The shareholders' equity of Hannover Rück SE increased compared to the previous year. It amounted to EUR 8.8 billion (EUR 8.5 billion) as at 31 December 2018. The book value per share rose to EUR 72.78 (EUR 70.72). The return on equity of 12.2% (10.9%) was again well ahead of the minimum target of 9.4%. The total policyholders' surplus (including non-controlling interests and hybrid capital) amounted to EUR 11.0 billion (EUR 10.8 billion).
Outlook for 2019:
Group net income in the order of EUR 1.1 billion
"We enjoyed a very satisfactory round of treaty renewals as at 1 January 2019 in which we continued to focus on profitable growth," Ulrich Wallin said. "In view of Hannover Re's good financial strength and our efficient capital management, I am optimistic that the targets set for the current financial year will be achieved and I have confidence in the company's sustained profitability."

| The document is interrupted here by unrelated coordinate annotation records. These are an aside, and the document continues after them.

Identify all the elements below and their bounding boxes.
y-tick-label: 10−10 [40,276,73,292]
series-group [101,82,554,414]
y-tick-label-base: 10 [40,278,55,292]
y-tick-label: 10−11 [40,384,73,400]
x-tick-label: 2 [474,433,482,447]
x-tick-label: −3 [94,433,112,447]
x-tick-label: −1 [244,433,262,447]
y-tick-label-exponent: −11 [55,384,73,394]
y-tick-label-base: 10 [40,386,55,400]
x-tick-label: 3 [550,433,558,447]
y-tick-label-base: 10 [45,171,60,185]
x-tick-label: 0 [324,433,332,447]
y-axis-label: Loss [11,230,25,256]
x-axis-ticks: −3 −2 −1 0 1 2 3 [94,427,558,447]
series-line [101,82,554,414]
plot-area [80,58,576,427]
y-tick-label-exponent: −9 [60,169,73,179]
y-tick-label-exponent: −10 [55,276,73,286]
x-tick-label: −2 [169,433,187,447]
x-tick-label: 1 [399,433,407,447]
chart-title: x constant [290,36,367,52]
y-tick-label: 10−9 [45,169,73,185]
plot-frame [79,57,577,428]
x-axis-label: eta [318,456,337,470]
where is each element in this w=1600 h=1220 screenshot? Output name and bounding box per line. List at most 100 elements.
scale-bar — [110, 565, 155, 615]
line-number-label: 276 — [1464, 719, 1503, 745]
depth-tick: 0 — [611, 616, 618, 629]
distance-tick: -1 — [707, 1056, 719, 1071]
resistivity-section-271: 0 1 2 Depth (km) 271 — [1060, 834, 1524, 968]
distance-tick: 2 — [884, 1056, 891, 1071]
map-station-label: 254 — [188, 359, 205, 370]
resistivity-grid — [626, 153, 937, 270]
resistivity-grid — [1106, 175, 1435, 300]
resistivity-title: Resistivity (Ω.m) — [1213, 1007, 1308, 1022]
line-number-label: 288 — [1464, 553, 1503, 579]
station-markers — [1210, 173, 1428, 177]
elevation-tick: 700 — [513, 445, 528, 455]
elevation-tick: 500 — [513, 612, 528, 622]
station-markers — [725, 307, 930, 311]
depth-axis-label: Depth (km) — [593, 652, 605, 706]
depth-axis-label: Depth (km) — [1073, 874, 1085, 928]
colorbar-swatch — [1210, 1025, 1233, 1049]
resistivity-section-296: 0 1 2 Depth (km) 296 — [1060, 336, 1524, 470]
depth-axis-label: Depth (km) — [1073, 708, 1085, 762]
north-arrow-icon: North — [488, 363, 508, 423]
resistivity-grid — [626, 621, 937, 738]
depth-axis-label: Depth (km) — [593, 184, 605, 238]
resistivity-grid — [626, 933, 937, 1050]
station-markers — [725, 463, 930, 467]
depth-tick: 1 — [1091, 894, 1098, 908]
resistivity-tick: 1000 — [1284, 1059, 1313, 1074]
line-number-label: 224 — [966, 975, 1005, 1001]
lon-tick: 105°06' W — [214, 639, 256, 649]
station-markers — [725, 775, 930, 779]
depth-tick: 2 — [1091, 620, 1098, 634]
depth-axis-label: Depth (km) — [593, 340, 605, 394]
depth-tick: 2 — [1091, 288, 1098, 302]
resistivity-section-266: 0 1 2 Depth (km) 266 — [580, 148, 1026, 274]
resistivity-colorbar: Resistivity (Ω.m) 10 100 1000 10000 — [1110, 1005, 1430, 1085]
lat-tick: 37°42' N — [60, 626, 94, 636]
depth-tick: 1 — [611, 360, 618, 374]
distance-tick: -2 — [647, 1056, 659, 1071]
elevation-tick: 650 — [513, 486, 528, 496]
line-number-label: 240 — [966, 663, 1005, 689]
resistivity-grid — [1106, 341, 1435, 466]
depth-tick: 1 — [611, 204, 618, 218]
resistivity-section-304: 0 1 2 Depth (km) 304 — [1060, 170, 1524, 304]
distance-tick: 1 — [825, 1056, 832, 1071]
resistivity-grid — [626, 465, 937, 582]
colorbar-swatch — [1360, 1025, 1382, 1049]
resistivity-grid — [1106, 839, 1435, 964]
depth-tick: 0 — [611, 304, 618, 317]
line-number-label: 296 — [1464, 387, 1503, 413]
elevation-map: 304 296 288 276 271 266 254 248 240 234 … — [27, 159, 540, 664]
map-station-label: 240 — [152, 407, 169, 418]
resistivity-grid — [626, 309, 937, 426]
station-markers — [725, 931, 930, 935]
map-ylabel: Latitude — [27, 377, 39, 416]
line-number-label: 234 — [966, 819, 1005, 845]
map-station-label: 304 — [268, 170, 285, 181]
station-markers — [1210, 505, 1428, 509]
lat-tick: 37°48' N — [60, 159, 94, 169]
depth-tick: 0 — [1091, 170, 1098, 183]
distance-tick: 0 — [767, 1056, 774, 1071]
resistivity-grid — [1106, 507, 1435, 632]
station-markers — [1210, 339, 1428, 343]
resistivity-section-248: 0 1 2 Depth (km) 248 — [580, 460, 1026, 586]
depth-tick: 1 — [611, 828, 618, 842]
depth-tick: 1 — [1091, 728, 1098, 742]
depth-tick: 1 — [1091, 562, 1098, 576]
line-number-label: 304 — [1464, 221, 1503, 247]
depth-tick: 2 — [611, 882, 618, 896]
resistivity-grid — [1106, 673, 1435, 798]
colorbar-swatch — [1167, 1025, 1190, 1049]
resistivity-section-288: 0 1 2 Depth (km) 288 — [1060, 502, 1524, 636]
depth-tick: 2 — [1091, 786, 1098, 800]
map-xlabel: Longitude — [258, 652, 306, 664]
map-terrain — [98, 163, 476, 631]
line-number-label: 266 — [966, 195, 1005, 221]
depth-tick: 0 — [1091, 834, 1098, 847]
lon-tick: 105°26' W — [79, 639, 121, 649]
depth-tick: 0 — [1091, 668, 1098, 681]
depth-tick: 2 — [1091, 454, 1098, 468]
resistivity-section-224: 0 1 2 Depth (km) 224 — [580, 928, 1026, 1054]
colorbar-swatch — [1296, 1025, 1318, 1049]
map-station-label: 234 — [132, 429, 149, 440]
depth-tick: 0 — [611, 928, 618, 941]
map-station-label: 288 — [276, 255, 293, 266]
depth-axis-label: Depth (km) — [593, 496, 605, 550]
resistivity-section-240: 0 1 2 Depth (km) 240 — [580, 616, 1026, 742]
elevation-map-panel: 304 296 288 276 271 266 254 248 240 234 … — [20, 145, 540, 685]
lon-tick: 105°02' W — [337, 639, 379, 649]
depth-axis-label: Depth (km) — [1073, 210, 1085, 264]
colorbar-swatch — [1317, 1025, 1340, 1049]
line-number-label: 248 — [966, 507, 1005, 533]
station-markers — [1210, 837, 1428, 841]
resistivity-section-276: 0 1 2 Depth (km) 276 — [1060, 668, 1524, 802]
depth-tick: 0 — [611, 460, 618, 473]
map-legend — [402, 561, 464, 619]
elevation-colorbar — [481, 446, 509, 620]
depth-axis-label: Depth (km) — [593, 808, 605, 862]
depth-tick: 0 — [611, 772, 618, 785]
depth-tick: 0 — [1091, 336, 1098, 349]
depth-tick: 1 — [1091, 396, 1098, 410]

Hannover Re expects gross premium for total business to grow in the current financial year by a single-digit percentage at constant exchange rates. Group net income should reach an amount in the order of EUR 1.1 billion. This is based on the premise that major loss expenditure does not significantly exceed the budgeted level of EUR 875 million and assumes that there are no exceptional distortions on capital markets.
The asset portfolios should grow – assuming constant exchange rates – in view of the anticipated positive cash flow. The return on investment should be at least 2.8%.
In terms of the dividend for the current financial year, Hannover Re envisages an unchanged payout ratio in the range of 35% to 45% of its IFRS Group net income. This ratio will increase further through payment of a special dividend subject to a continued comfortable level of capitalisation and Group net income within the expected bounds.